Moreover, I don't need to learn a new command for every task ("use mount for mounting, resize2fs for resizing, etc."), instead, I learn one concept (reading and writing properties) and apply it to all storage management tasks. For instance to change where a dataset is mounted, I set the mountpoint property. To change the quota, I set the quota property. And when I change the mountpoint property, I don't need to fiddle with a separate tool or configuration file to actually make that change in the mount path happen. The change gets applied immediately.
Another cool feature is that you can add your own custom properties to datasets. These could be simple notes for your future self, or they could be used by scripts. For instance, you could use a custom property to mark the datasets that you want your automated backup script to skip. Or provide the frequency with which you want each dataset backed up.
Why isn't ZFS the default?
So with all these cool features and the excellent usability of ZFS, why is it not the default for Linux distributions today? Why are Linux distributions for general purpose computer systems not installed onto and booted from ZFS by default? Well, there are some challenges.

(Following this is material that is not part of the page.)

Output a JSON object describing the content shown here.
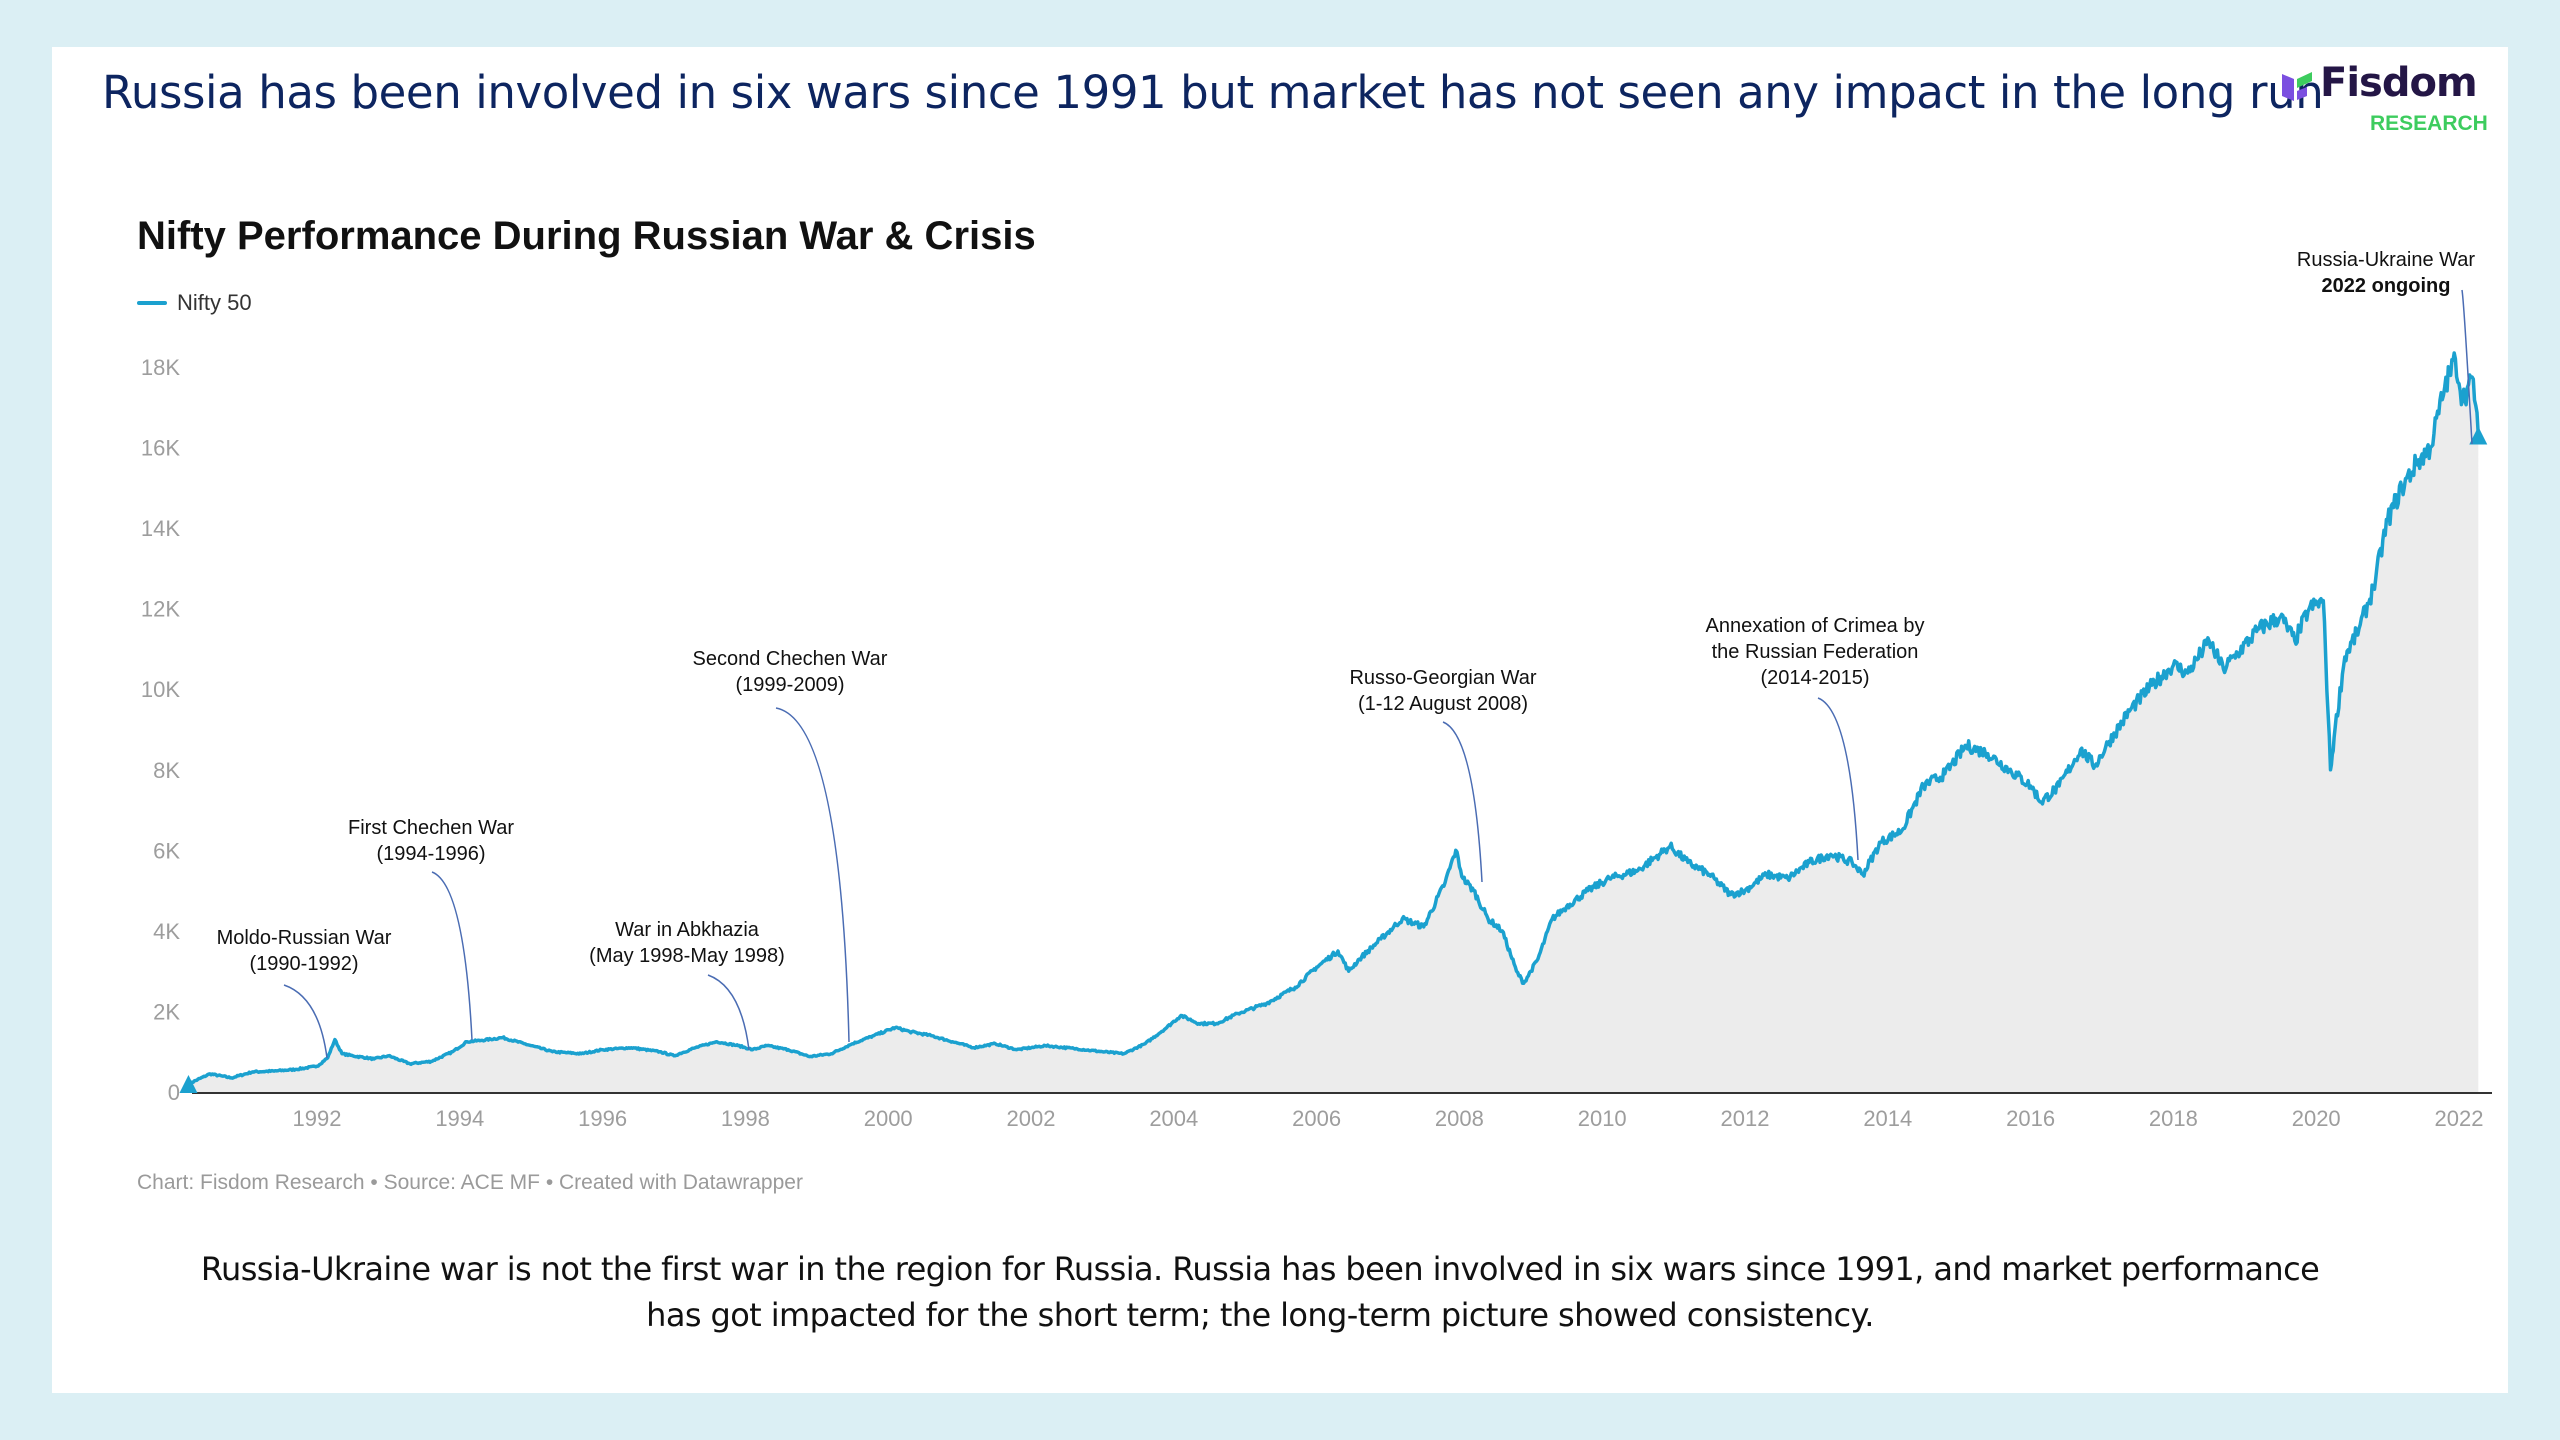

ZFS cannot ever be merged into the Linux kernel because it's licensed under the CDDL, which is not compatible with the GPL. Ok, that's a bummer, but just because it cannot be part of the Linux kernel source tree, doesn't mean that Linux distributions cannot ship with ZFS.
Most popular Linux distributions already package OpenZFS in their package repositories. The Ubuntu installer already offers ZFS as an "advanced" "experimental" installation option, for instance. The Ubuntu installer also highlights one more challenge. Grub, the bootloader used by Ubuntu, only supports a small subset of ZFS features. To work around this, the Ubuntu installer creates two ZFS pools. A small boot pool, which is configured to not enable advanced ZFS features, and a larger pool for the main file system. Not a deal-breaker but rather inelegant.
A more sophisticated setup is the excellent ZFSBootMenu. It's a small bootloader that is entirely built around ZFS. It automatically enumerates all ZFS pools connected to the system and lets you choose which to boot. If things go wrong, it can alternatively boot an earlier snapshot of the system. My favourite feature is that it reads the kernel command line from a custom property of the root file system.
There are deployments, where ZFS doesn't make sense. ZFS is rather RAM hungry. The rule of thumb is that it wants 1GB of RAM for each TB of storage. With today's RAM prices, that's not a problem for workstations or servers, but it rules out ZFS for embedded, IoT, edge or budget cloud servers.
But outside of those smaller scale scenarios, I don't see any fundamental reason why ZFS could not become the default for Linux distributions. It's always been the default for Solaris and illumos. It's de-facto the default for FreeBSD. I don't have the answer. Is it the licensing? Is it the limited support in the Grub bootloader? Is it the belief that a combination of Btrfs and volume managers will eventually be good enough?
Fedora on ZFS
Personally, I'm very happy¹ with my Fedora Workstation on ZFS setup. It was fun and educational to set up. It also gives me peace of mind because I can easily make incremental backups of the entire system. I can heartily recommend the guide for installing Fedora Workstation 40 on ZFS with ZFSBootMenu. It includes instructions for various scenarios (with/without encryption, SATA/NVMe, etc.) and provides important background information for first-time users of ZFS.
¹The laptop has issues with power management and with my docking station. But that's not related to the file system.